Tuesdays, 6:30-8:30 p.m.
May 2 - June 6
6 Students
This master class led by acclaimed novelist Kathleen Alcott (author of Infinite Home and The Dangers of Proximal Alphabets) is for writers of fiction who have previous workshop experience, and who are hoping to hone their literary fiction to a submission-ready level. Admission is competitive, and will be granted on a rolling basis.
This workshop will focus on heightening our awareness of the choices we make on the page; novel excerpts and short stories are welcome. We will read published works as well as the stories of our peers, creating an informative, engaging conversation that bridges the space between the two. Each writer will have the opportunity to submit their work for peer and instructor feedback twice throughout the six-week period. All students will meet once with the instructor for an individual conference following their in-class critiques.
*no class April 26th
Kathleen will be donating 20% of her proceeds to CAIR (The Council on American-Islamic Relations), a Muslim civil rights and advocacy group.
CLASS TAKEAWAYS
- intensive peer and instructor critiques on two fiction submissions
- one private conference with the instructor to discuss your writing style, goals, and areas for improvement
- access to a nurturing community of writers and readers
- practical advice about taking the next step as a professional writer - from applying to MFAS to preparing work for submission to agents and publishers
- greater familiarity with contemporary masters of literary fiction
- more confidence as a writer, on and off the page!
Born in 1988 in northern California, Kathleen Alcott is the author of the novels Infinite Home and The Dangers of Proximal Alphabets. Her short fiction, criticism, memoir, and food writing have appeared in outlets including The New York Times, The Guardian, thenewyorker.com, The Los Angeles Review of Books, ZYZZYVA, and The Coffin Factory. Her short story “Saturation” was listed as notable by The Best American Short Fiction 2014, and her most recent novel was a Kirkus Prize nominee. She lives in New York City, where she has taught at Columbia University, The Center for Fiction and Catapult.
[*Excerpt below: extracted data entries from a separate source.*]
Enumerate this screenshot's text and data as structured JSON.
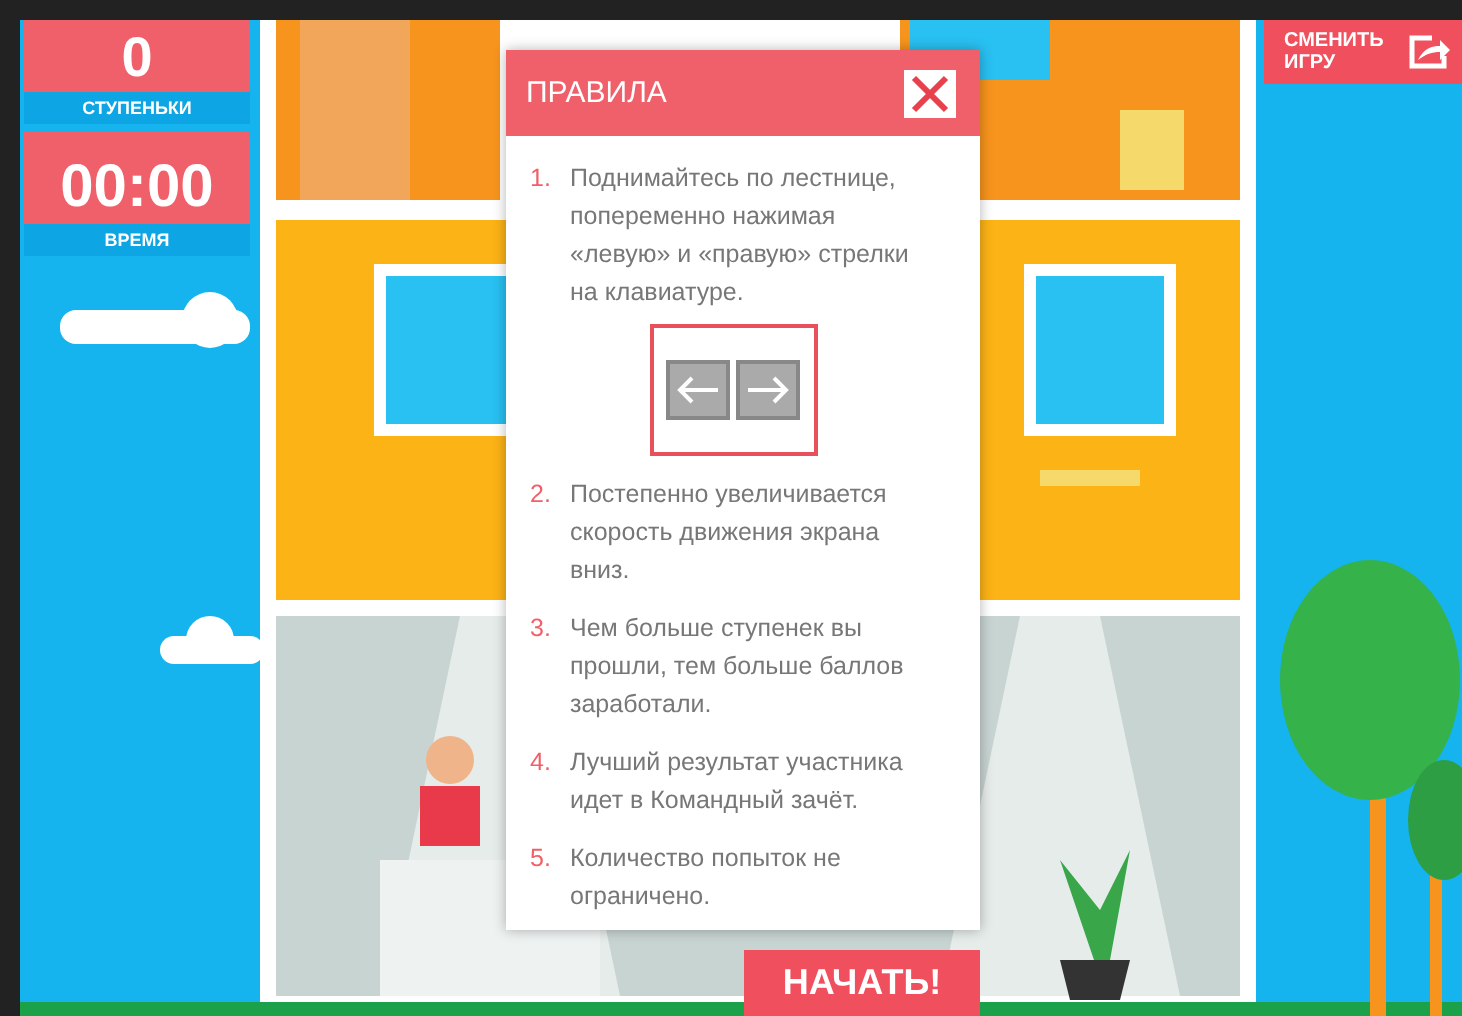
{
  "stats": [
    {
      "value": "0",
      "label": "СТУПЕНЬКИ"
    },
    {
      "value": "00:00",
      "label": "ВРЕМЯ"
    }
  ],
  "change_game_button": {
    "label": "СМЕНИТЬ ИГРУ"
  },
  "rules_dialog": {
    "title": "ПРАВИЛА",
    "items": [
      {
        "number": "1.",
        "text": "Поднимайтесь по лестнице, попеременно нажимая «левую» и «правую» стрелки на клавиатуре.",
        "kind": "keys"
      },
      {
        "number": "2.",
        "text": "Постепенно увеличивается скорость движения экрана вниз.",
        "kind": "text"
      },
      {
        "number": "3.",
        "text": "Чем больше ступенек вы прошли, тем больше баллов заработали.",
        "kind": "text"
      },
      {
        "number": "4.",
        "text": "Лучший результат участника идет в Командный зачёт.",
        "kind": "text"
      },
      {
        "number": "5.",
        "text": "Количество попыток не ограничено.",
        "kind": "text"
      }
    ]
  },
  "start_button": {
    "label": "НАЧАТЬ!"
  }
}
"I always felt that she got to the core of my stories, and helped me work harder and challenge myself without ever being negative. I walked away from her class a better reader and a better editor of my own work."
"Her approach to each member of the workshop's writing was distinct and thoughtful; she read each of our work with our individual goals in mind, while adeptly diagnosing crutches that held us back, and pointing us toward ways that we could expand our skills and our project."
"Quietly wonderful... Alcott displays a deft hand with every one of her odd and startingly real characters.... The voices in this book speak volumes. A luminous second novel from a first-class storyteller."
"A stunningly sensitive exploration of how families are made and unmade, and how the search for one's place in the world can come to define a life. Kathleen Alcott writes characters so achingly real, they will take up permanent residence in your imagination. This novel is the evidence of a wondrous talent at work."
"INFINITE HOME is Kathleen Alcott at her lyrical best. In her arresting new novel, she explores the boundaries of family and fraternity, with a Brooklyn brownstone as the nexus of the occupants' interlocking worlds."
"Vibrant, inventive, expansive. Kathleen Alcott has peered through the walls of an everyday apartment building and transformed the private lives of its tenants into pure poetry. INFINITE HOME is as much a story of those neighbors we may only know in passing, as it is a commentary on the beauty and misfortune of our modern age."
"Kathleen Alcott is part sculptor and part fire-breather—not only are these characters intricately carved but they stand up, walk right off the page and beckon us into a story that is both vivid and welcoming."